Chris Sandow has compiled a lexicon for Folkspraak, drawing from past postings to the mailing list for Folkspraak. Thanks, Chris!
I've been programming my heart out at work this month and haven't had much time for langmaking fun, or for updating this site. I have been following the Auxlang mailing list though. Inspired by recent criticisms of Esperanto on it (people don't like the -ino feminine ending, don't like the accusative case, don't like the table of correlatives, don't like the alphabet, think with some changes it would be great...), I wrote the following and posted it to the list. Not a word. Not a peep. Maybe it's really bad. But in the hope that its not (you can tell me if it's lousy!), I post it here. (For any of you outside the reach of American music in this otherwise radiowave-saturated world, it's sung to the tune "Desperado," by The Eagles.) For the record I'm teaching myself Esperanto and like it, but I'll poke fun at anything.
Desperanto (with apologies to The Eagles)
Esperanto, why don't you come to your senses, Your simplified tenses aren't enough anyhow, Oh you're a hard one, but I know that you've got your reasons, The cases that were pleasin' you, accuse you now
Don't you call the queen reg^ino boy, she'll king you if she's able You know what kind of queen wants a name that ends in -o Now it seems to me extreme things have been set out in that table, You should corral your silly schemes, you know
Esperanto, oh, you ain't gettin' no younger, You age and you hunger, and you're all but unknown, And English, oh English, well that's just some people talkin' Your prison is walking through this world all alone
Don't your circumflex now circumscribe The speed we type and the speed we write, It's hard to circumcise it either way, And you're writin' X or H or gripes, Ain't it ASCII you were plannin' for, I say?
Esperanto, why don't you come to your senses, Stop manning those fences- open the gate You may be failing, but there's ways to rearrange you You'd better let somebody change you, Let somebody change you You'd better let somebody change you, Before it's too late...
Teach Yourself Esperanto
Desperado
National Public Radio's All Things Considered yesterday talked about a controversial proposal at the current International Botanic Congress to reclassify half of all plants and rename many of them, as new genetic research has provided better insights into the interrelationships of plant life. It is a rare opportunity for botanists to be language modelers. Proposals ranged from having a unified naming scheme that unites the Linnean model with the new genetic model (disliked by traditionalists because of the need to change some names) to having two separate systems of nomenclature (disliked by the geneticists, who would like to see the names reflect the new view of reality). [See The Tree of Life as well.] Comments
Paul Bartlett has been a tireless documenter of past IAL projects. He carefully typed and formatted The Master Language, by Stephen Chase Houghton, a language proposal published in 1907, and he has kindly given me permission to include his documentation of this language here. Magistri Linguio (its own name within its vocabulary, yet ironically never called this in its proposal) is based on Latin, which of course for a long time was in fact the international auxiliary language of Western civilization. The language uses a modified Latin vocabulary with English word order in place of the Latin declensional system. Houghton did not actually develop a dictionary, instead specifying how existing Latin words would be transformed to their Magistri Linguio forms. An interesting project for someone would be to actually adapt the Latin lexicon to provide a dictionary for the language.

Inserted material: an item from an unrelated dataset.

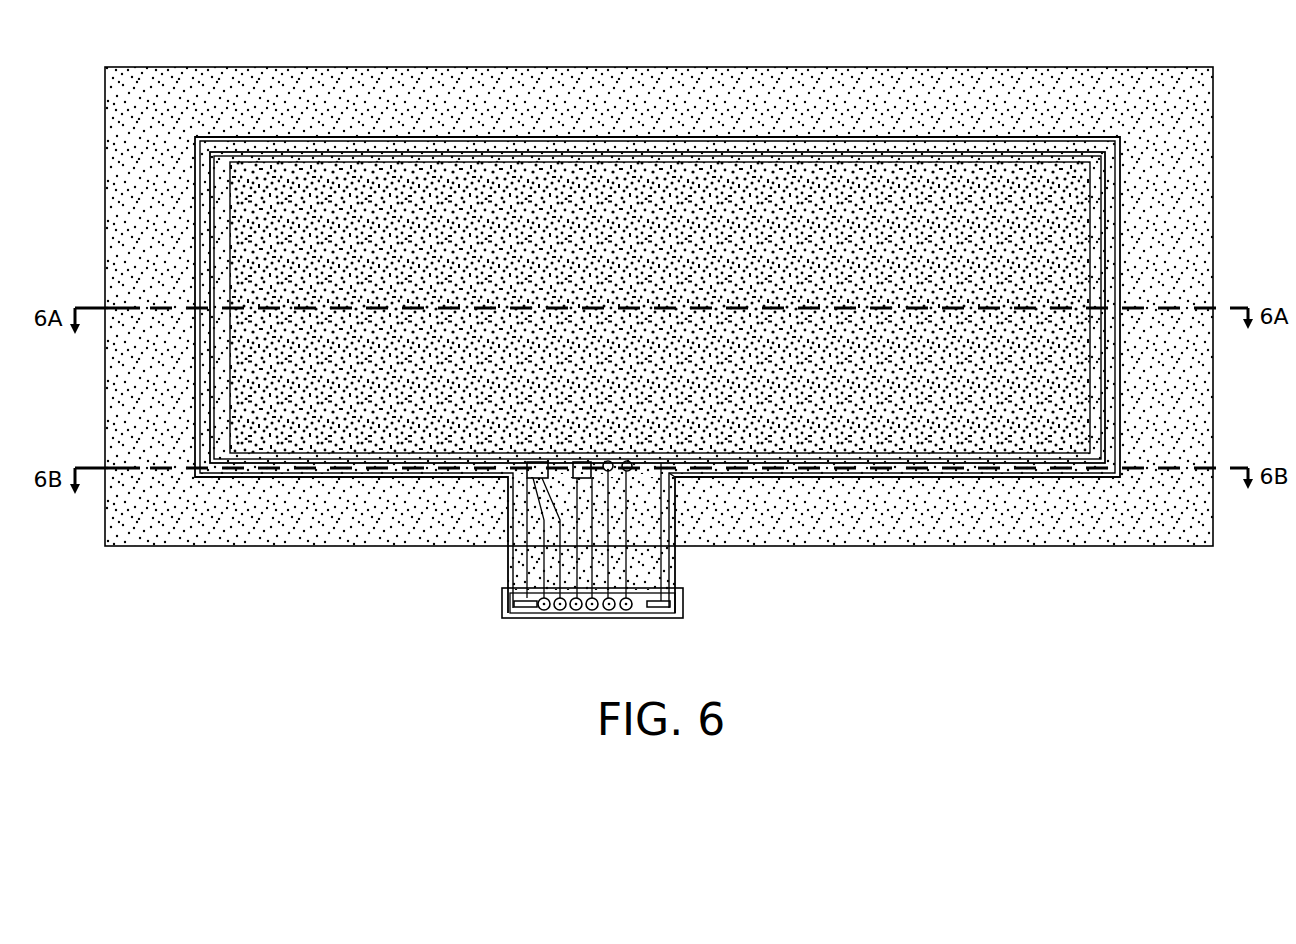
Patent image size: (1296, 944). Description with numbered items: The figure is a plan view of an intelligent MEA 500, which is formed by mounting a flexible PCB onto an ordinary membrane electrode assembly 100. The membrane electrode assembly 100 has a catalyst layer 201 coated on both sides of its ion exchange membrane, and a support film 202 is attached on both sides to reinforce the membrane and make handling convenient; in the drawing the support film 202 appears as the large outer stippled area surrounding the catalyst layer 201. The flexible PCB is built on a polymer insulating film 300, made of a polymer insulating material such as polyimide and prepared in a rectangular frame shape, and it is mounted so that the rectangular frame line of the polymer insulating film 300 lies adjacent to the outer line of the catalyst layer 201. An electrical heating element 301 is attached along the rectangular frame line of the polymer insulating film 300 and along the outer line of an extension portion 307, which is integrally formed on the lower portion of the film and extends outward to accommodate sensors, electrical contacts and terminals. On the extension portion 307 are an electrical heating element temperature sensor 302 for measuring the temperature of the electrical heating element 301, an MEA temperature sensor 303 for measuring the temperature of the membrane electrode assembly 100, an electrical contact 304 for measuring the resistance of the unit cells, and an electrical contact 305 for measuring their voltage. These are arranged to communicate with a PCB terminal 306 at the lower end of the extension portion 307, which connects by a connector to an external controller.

Thought-provoking quote on CONLANG: "Conlanging on the whole is fairly subversive... Second-rate poets and fourth-rate guitar strummers performing in hole-in-the-wall bars, starving artists, raving rock stars, self-centered Holywood movie stars: they're all part of the romance of Art. But where do we fit in? We're the ones that scrape the paint off the canvas, pick apart all the threads and then weave it back again as an afghan; we take meticulous measurements of a guitar, then turn it all around by making the body out of metal and the strings of wood, and then end up drilling some holes and playing it like a flute; we write out on papers how a poet can put together words, the sounds he can use, crafting conventions of prosody and maybe some notes on the culture that speaks these words, but rarely if ever actually write a poem." - Padraic Brown, "Re: conlanging, the ultimate feminist subversion", CONLANG, 7/31/99.
Oz (Elam, Charles Milton) - philosophical language - 1932 Paul Bartlett writes in with some information on Oz, which has nothing to do with L. Frank Baum's magical land. Like Ro, Oz is an a priori philosophical language, with a vocabulary derived not from natural languages but from a classification structure. The vocabulary was to be based on Roget's Thesaurus, but does not seem to have been worked out in its entirety. See Roxhai for an independent attempt at this type of language design.